No Fan of the Bitter Waters
Dear No Fan of the Bitter Waters,
So, you don't like the whole sotah ritual? I can see why it would not be popular today. It's the sort of thing that a rabbi who is interested in tenure would not reinstitute. On the other hand, I wonder if it wasn't the Torah's way of getting a woman off the hook. After drinking a concoction of sacred water, tabernacle earth, and curses rubbed off into the watery mixture, she might not have felt all that well, but would her "thigh sag"? What does a sagging thigh even mean? Okay—I realize that some women might be sensitive to that, but could a thigh sag over night based on a drink of that sort? I don't think so. No sagging thighs--no adultery. No adultery--one more couple goes home with a conflict resolved.
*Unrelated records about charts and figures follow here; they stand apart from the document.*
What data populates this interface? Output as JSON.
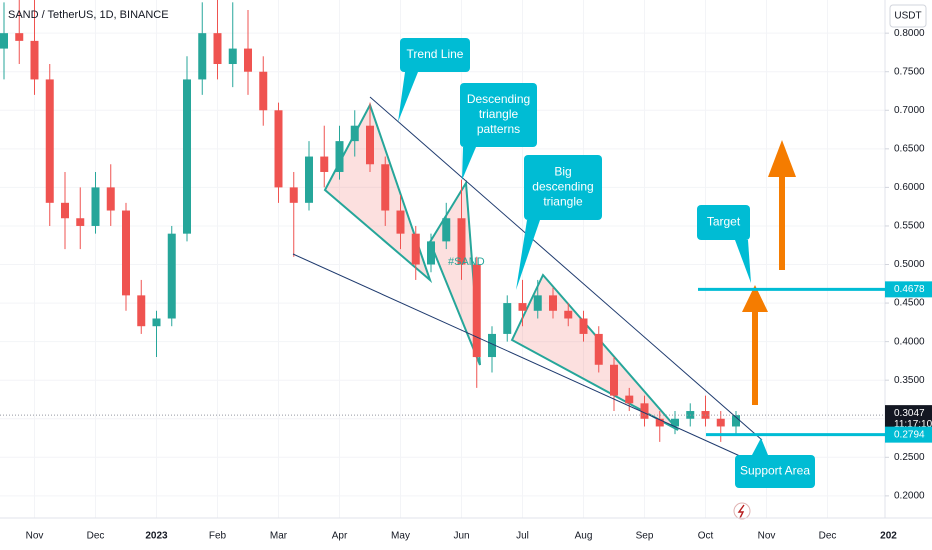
{
  "chart_data": {
    "type": "candlestick",
    "title": "SAND / TetherUS, 1D, BINANCE",
    "currency": "USDT",
    "categories": [
      null,
      null,
      "Nov",
      null,
      null,
      null,
      "Dec",
      null,
      null,
      null,
      "2023",
      null,
      null,
      null,
      "Feb",
      null,
      null,
      null,
      "Mar",
      null,
      null,
      null,
      "Apr",
      null,
      null,
      null,
      "May",
      null,
      null,
      null,
      "Jun",
      null,
      null,
      null,
      "Jul",
      null,
      null,
      null,
      "Aug",
      null,
      null,
      null,
      "Sep",
      null,
      null,
      null,
      "Oct",
      null,
      null,
      null,
      "Nov",
      null,
      null,
      null,
      "Dec",
      null,
      null,
      null,
      "202"
    ],
    "open": [
      0.78,
      0.8,
      0.79,
      0.74,
      0.58,
      0.56,
      0.55,
      0.6,
      0.57,
      0.46,
      0.42,
      0.43,
      0.54,
      0.74,
      0.8,
      0.76,
      0.78,
      0.75,
      0.7,
      0.6,
      0.58,
      0.64,
      0.62,
      0.66,
      0.68,
      0.63,
      0.57,
      0.54,
      0.5,
      0.53,
      0.56,
      0.5,
      0.38,
      0.41,
      0.45,
      0.44,
      0.46,
      0.44,
      0.43,
      0.41,
      0.37,
      0.33,
      0.32,
      0.3,
      0.29,
      0.3,
      0.31,
      0.3,
      0.29,
      null,
      null,
      null,
      null,
      null,
      null,
      null,
      null,
      null,
      null
    ],
    "high": [
      0.84,
      0.85,
      0.86,
      0.76,
      0.62,
      0.6,
      0.62,
      0.63,
      0.58,
      0.48,
      0.44,
      0.55,
      0.77,
      0.84,
      0.86,
      0.84,
      0.83,
      0.77,
      0.71,
      0.62,
      0.66,
      0.68,
      0.68,
      0.7,
      0.71,
      0.64,
      0.59,
      0.55,
      0.54,
      0.58,
      0.61,
      0.51,
      0.42,
      0.46,
      0.48,
      0.48,
      0.47,
      0.45,
      0.44,
      0.42,
      0.38,
      0.34,
      0.33,
      0.31,
      0.31,
      0.32,
      0.33,
      0.31,
      0.31,
      null,
      null,
      null,
      null,
      null,
      null,
      null,
      null,
      null,
      null
    ],
    "low": [
      0.74,
      0.76,
      0.72,
      0.55,
      0.52,
      0.52,
      0.54,
      0.55,
      0.44,
      0.41,
      0.38,
      0.42,
      0.53,
      0.72,
      0.74,
      0.73,
      0.72,
      0.68,
      0.58,
      0.51,
      0.57,
      0.6,
      0.61,
      0.64,
      0.62,
      0.55,
      0.52,
      0.48,
      0.49,
      0.52,
      0.48,
      0.34,
      0.36,
      0.4,
      0.42,
      0.43,
      0.43,
      0.42,
      0.4,
      0.36,
      0.31,
      0.31,
      0.29,
      0.27,
      0.28,
      0.29,
      0.29,
      0.27,
      0.28,
      null,
      null,
      null,
      null,
      null,
      null,
      null,
      null,
      null,
      null
    ],
    "close": [
      0.8,
      0.79,
      0.74,
      0.58,
      0.56,
      0.55,
      0.6,
      0.57,
      0.46,
      0.42,
      0.43,
      0.54,
      0.74,
      0.8,
      0.76,
      0.78,
      0.75,
      0.7,
      0.6,
      0.58,
      0.64,
      0.62,
      0.66,
      0.68,
      0.63,
      0.57,
      0.54,
      0.5,
      0.53,
      0.56,
      0.5,
      0.38,
      0.41,
      0.45,
      0.44,
      0.46,
      0.44,
      0.43,
      0.41,
      0.37,
      0.33,
      0.32,
      0.3,
      0.29,
      0.3,
      0.31,
      0.3,
      0.29,
      0.3047,
      null,
      null,
      null,
      null,
      null,
      null,
      null,
      null,
      null,
      null
    ],
    "up_color": "#26a69a",
    "down_color": "#ef5350",
    "ylim": [
      0.1713,
      0.843
    ],
    "yticks": [
      {
        "value": 0.2,
        "label": "0.2000"
      },
      {
        "value": 0.25,
        "label": "0.2500"
      },
      {
        "value": 0.3,
        "label": "0.3000"
      },
      {
        "value": 0.35,
        "label": "0.3500"
      },
      {
        "value": 0.4,
        "label": "0.4000"
      },
      {
        "value": 0.45,
        "label": "0.4500"
      },
      {
        "value": 0.5,
        "label": "0.5000"
      },
      {
        "value": 0.55,
        "label": "0.5500"
      },
      {
        "value": 0.6,
        "label": "0.6000"
      },
      {
        "value": 0.65,
        "label": "0.6500"
      },
      {
        "value": 0.7,
        "label": "0.7000"
      },
      {
        "value": 0.75,
        "label": "0.7500"
      },
      {
        "value": 0.8,
        "label": "0.8000"
      }
    ],
    "grid": true,
    "levels": [
      0.4678,
      0.2794
    ],
    "level_color": "#00bcd4",
    "last_price": 0.3047,
    "countdown": "11:17:10",
    "symbol_tag": "#SAND",
    "annotations": [
      {
        "lines": [
          "Trend Line"
        ]
      },
      {
        "lines": [
          "Descending",
          "triangle",
          "patterns"
        ]
      },
      {
        "lines": [
          "Big",
          "descending",
          "triangle"
        ]
      },
      {
        "lines": [
          "Target"
        ]
      },
      {
        "lines": [
          "Support Area"
        ]
      }
    ]
  }
}
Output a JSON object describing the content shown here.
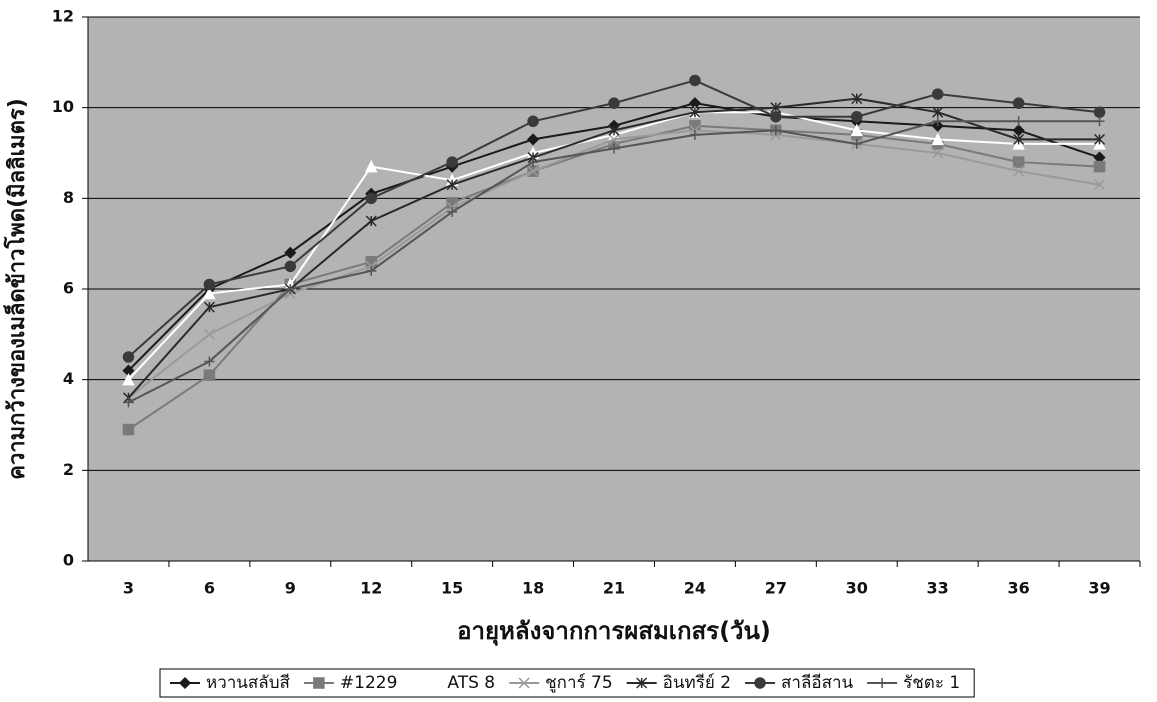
{
  "chart_data": {
    "type": "line",
    "y_label": "ความกว้างของเมล็ดข้าวโพด(มิลลิเมตร)",
    "x_label": "อายุหลังจากการผสมเกสร(วัน)",
    "categories": [
      3,
      6,
      9,
      12,
      15,
      18,
      21,
      24,
      27,
      30,
      33,
      36,
      39
    ],
    "ylim": [
      0,
      12
    ],
    "yticks": [
      0,
      2,
      4,
      6,
      8,
      10,
      12
    ],
    "grid": true,
    "legend": "bottom",
    "series": [
      {
        "name": "หวานสลับสี",
        "color": "#1a1a1a",
        "marker": "diamond",
        "values": [
          4.2,
          6.0,
          6.8,
          8.1,
          8.7,
          9.3,
          9.6,
          10.1,
          9.8,
          9.7,
          9.6,
          9.5,
          8.9
        ]
      },
      {
        "name": "#1229",
        "color": "#7a7a7a",
        "marker": "square",
        "values": [
          2.9,
          4.1,
          6.1,
          6.6,
          7.9,
          8.6,
          9.2,
          9.6,
          9.5,
          9.4,
          9.2,
          8.8,
          8.7
        ]
      },
      {
        "name": "ATS 8",
        "color": "#ffffff",
        "marker": "triangle",
        "values": [
          4.0,
          5.9,
          6.1,
          8.7,
          8.4,
          9.0,
          9.4,
          9.9,
          9.9,
          9.5,
          9.3,
          9.2,
          9.2
        ]
      },
      {
        "name": "ชูการ์ 75",
        "color": "#9a9a9a",
        "marker": "x",
        "values": [
          3.6,
          5.0,
          5.9,
          6.5,
          7.8,
          8.6,
          9.3,
          9.5,
          9.4,
          9.2,
          9.0,
          8.6,
          8.3
        ]
      },
      {
        "name": "อินทรีย์ 2",
        "color": "#2a2a2a",
        "marker": "star",
        "values": [
          3.6,
          5.6,
          6.0,
          7.5,
          8.3,
          8.9,
          9.5,
          9.9,
          10.0,
          10.2,
          9.9,
          9.3,
          9.3
        ]
      },
      {
        "name": "สาลีอีสาน",
        "color": "#3a3a3a",
        "marker": "circle",
        "values": [
          4.5,
          6.1,
          6.5,
          8.0,
          8.8,
          9.7,
          10.1,
          10.6,
          9.8,
          9.8,
          10.3,
          10.1,
          9.9
        ]
      },
      {
        "name": "รัชตะ 1",
        "color": "#555555",
        "marker": "plus",
        "values": [
          3.5,
          4.4,
          6.0,
          6.4,
          7.7,
          8.8,
          9.1,
          9.4,
          9.5,
          9.2,
          9.7,
          9.7,
          9.7
        ]
      }
    ]
  }
}
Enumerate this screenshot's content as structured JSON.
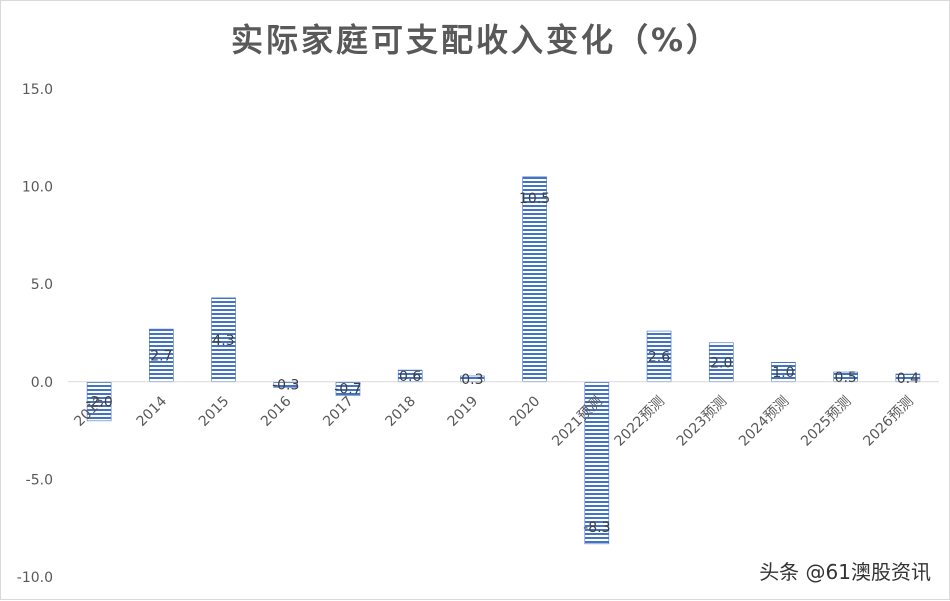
{
  "chart_data": {
    "type": "bar",
    "title": "实际家庭可支配收入变化（%）",
    "categories": [
      "2013",
      "2014",
      "2015",
      "2016",
      "2017",
      "2018",
      "2019",
      "2020",
      "2021预测",
      "2022预测",
      "2023预测",
      "2024预测",
      "2025预测",
      "2026预测"
    ],
    "values": [
      -2.0,
      2.7,
      4.3,
      -0.3,
      -0.7,
      0.6,
      0.3,
      10.5,
      -8.3,
      2.6,
      2.0,
      1.0,
      0.5,
      0.4
    ],
    "data_labels": [
      "-2.0",
      "2.7",
      "4.3",
      "-0.3",
      "-0.7",
      "0.6",
      "0.3",
      "10.5",
      "-8.3",
      "2.6",
      "2.0",
      "1.0",
      "0.5",
      "0.4"
    ],
    "y_ticks": [
      "15.0",
      "10.0",
      "5.0",
      "0.0",
      "-5.0",
      "-10.0"
    ],
    "ylim": [
      -10,
      15
    ],
    "grid": false,
    "legend": "none",
    "bar_color": "#4472c4"
  },
  "watermark": "头条 @61澳股资讯"
}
I wonder if, in God’s great wisdom, a ritual is devised wherein the irrational jealousy of a man is not dissolved in the waters of an equally irrational ceremony.
As for male adultery, remember that in the biblical scheme, a man could marry multiple women. Today, by our standards, that does not strike us as fair, but it was the accepted practice in ancient times. On the other hand, if a man consorted with a married woman, such action would end in death to both.
I don’t mean to minimize your discomfort with the sotah ritual. I only think that if we could place ourselves in their time frame, we might see it differently, as a means for reconciling a husband and wife. Though if I were the husband and put my wife through that, I wouldn't eat anything she cooked for me for approximately three months.